M. Demonceau – J’ai eu l’honneur d’être rapporteur de la loi sur les débitants de boissons qu’on a appelée une loi de moralité. Vous savez que j’ai combattu de tous mes moyens cette loi, qui a été adoptée malgré mon opinion. Je disais alors : Voulez-vous diminuer la consommation des boissons spirituelles, remontez à la source même. Par les moyens qui sont proposées, vous déplacez le débit mas vous ne le diminuez pas. On veut protéger les distilleries, mais ainsi on protège l’immoralité. Qu’on protège l’agriculture, s’il le faut, mais que ce ne soit pas aux dépens de la morale, aux dépens des générations futures. Je puis parler ainsi, car j’ai vu l’influence qu’exerce cette boisson, non pas seulement au moral, mais aussi au physique, sur tous ceux qui s’y livrent. Je voterai aujourd’hui l’article en discussion, parce qu’il y a nécessité, parce qu’il y a urgence ; mais je ne cesse de répéter que si l’on veut travailler à l’amélioration morale et physique du peuple, si on veut empêcher la consommation du genièvre, on doit l’atteindre à sa source, c’est-à-dire dans la fabrication.

M. F. de Mérode – Lors de l’ancienne loi, l’eau de vie était plus chère ; il n’y avait donc pas compensation par la fraude. Il est certain qu’aujourd’hui l’extrême bon marché de l’eau-de-vie a les plus graves inconvénients. Nous devons y mettre un terme, dût l’agriculture en souffrir ; mieux vaut endurer de pareilles souffrances que de laisser subsister un état de choses qui conduit à la démoralisation et à l’abrutissement du peuple. Quant à moi, je regrette la loi que l’on a qualifiée de loi hollandaise. Qu’importe cette dénomination, ce qui est hollandais peut être bon dans certaines circonstances.

J’engage M. le ministre des finances à présenter une modification à la loi le plus tôt possible. Je sais que cela présente des difficultés, à cause de certains établissements qui se sont formés sur une grande échelle ; mais leurs intérêts ne doivent pas prévaloir sur les intérêts généraux.

M. Desmet – Je dois répondre un mot à l’honorable M. Demonceau, qui veut frapper le genièvre dans sa fabrication. Il résulterait d’un tel système ce qui est résulté de la loi de 1822. Votre commerce de bétail, votre agriculture seraient ruinés par suite de la destruction de nos distilleries, et on ne consommerait plus dans le pays que du genièvre hollandais.

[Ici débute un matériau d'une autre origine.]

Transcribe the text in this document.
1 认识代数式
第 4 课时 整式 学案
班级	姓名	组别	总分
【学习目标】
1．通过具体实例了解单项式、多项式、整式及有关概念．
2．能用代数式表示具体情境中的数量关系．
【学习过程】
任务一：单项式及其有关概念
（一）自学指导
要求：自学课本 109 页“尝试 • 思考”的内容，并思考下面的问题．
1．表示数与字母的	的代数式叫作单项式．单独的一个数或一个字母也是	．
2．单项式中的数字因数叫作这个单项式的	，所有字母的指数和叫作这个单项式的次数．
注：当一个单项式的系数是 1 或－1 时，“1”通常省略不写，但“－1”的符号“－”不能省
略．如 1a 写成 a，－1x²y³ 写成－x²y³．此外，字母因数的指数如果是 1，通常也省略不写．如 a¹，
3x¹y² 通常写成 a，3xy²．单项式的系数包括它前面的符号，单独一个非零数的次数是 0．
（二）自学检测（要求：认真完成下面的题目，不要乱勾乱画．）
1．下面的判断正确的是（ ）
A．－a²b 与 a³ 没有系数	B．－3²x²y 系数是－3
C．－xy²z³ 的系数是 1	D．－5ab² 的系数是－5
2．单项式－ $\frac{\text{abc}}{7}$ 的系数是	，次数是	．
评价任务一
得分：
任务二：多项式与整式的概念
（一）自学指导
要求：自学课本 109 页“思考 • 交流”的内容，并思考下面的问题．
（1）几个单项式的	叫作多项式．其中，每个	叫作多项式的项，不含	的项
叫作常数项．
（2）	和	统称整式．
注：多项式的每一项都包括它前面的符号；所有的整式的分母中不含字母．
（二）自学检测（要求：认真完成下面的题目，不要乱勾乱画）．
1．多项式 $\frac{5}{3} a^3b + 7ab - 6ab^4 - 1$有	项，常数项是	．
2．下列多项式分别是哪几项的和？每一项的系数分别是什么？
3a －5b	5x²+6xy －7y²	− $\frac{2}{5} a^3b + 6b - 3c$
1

M. Mast de Vries – Le préopinant désire que l’on favorise les petites distilleries, les distilleries agricoles ; la loi que l’on a portée a produit un effet tout contraire. Par la loi hollandaise on voulait favoriser les grandes, et à la révolution c’étaient les petites distilleries qui détruisaient les grandes. Sous l’empire de la loi actuelle, les distilleries agricoles s’anéantissement successivement. Il y en avait sept dans ma localité il n’y en a plus maintenant. A Anvers vous avez une distillerie montée sur un pied épouvantable ; on y fabrique du genièvre de quoi griser toute la Belgique. Je demande que l’on en revienne à la loi hollandaise ; par la trop grande abondance d’une liqueur abrutissante, le peuple se lève en buvant du genièvre et se couche en buvant du genièvre.

M. le ministre des finances (M. Desmaisières) – Y a-t-il lieu à revenir à la loi hollandaise sur les distilleries et à supprimer la loi sur les boissons distillées ? Je promets d’examiner cette question avec toute la maturité qu’elle comporte. Maintenant je crois devoir rappeler les faits qui se sont passés relativement aux modifications apportées à l’ancienne législation.

En 1833 a été votée la loi sur les distilleries ; nous avions alors la loi hollandaise, qui rapportaient au budget des sommes plus considérables que la loi actuellement en vigueur ; elle rapportait cinq millions environ ; la loi actuelle a réduit de beaucoup de produit ; la première année elle a donné moins de deux millions.

Par suite d’une augmentation du droit dans un budget des voies et moyens, la loi nouvelle donne plus de deux millions.

En 1835, lorsque fut votée la subvention de guerre, les distilleries furent taxées à 10 centimes additionnels, comme les autres impôts, quoiqu’on eût entendu que le droit renfermait le principal et les additionnels. Lorsque cette subvention de guerre fut supprimée, les 10 centimes sur les distilleries firent également supprimées.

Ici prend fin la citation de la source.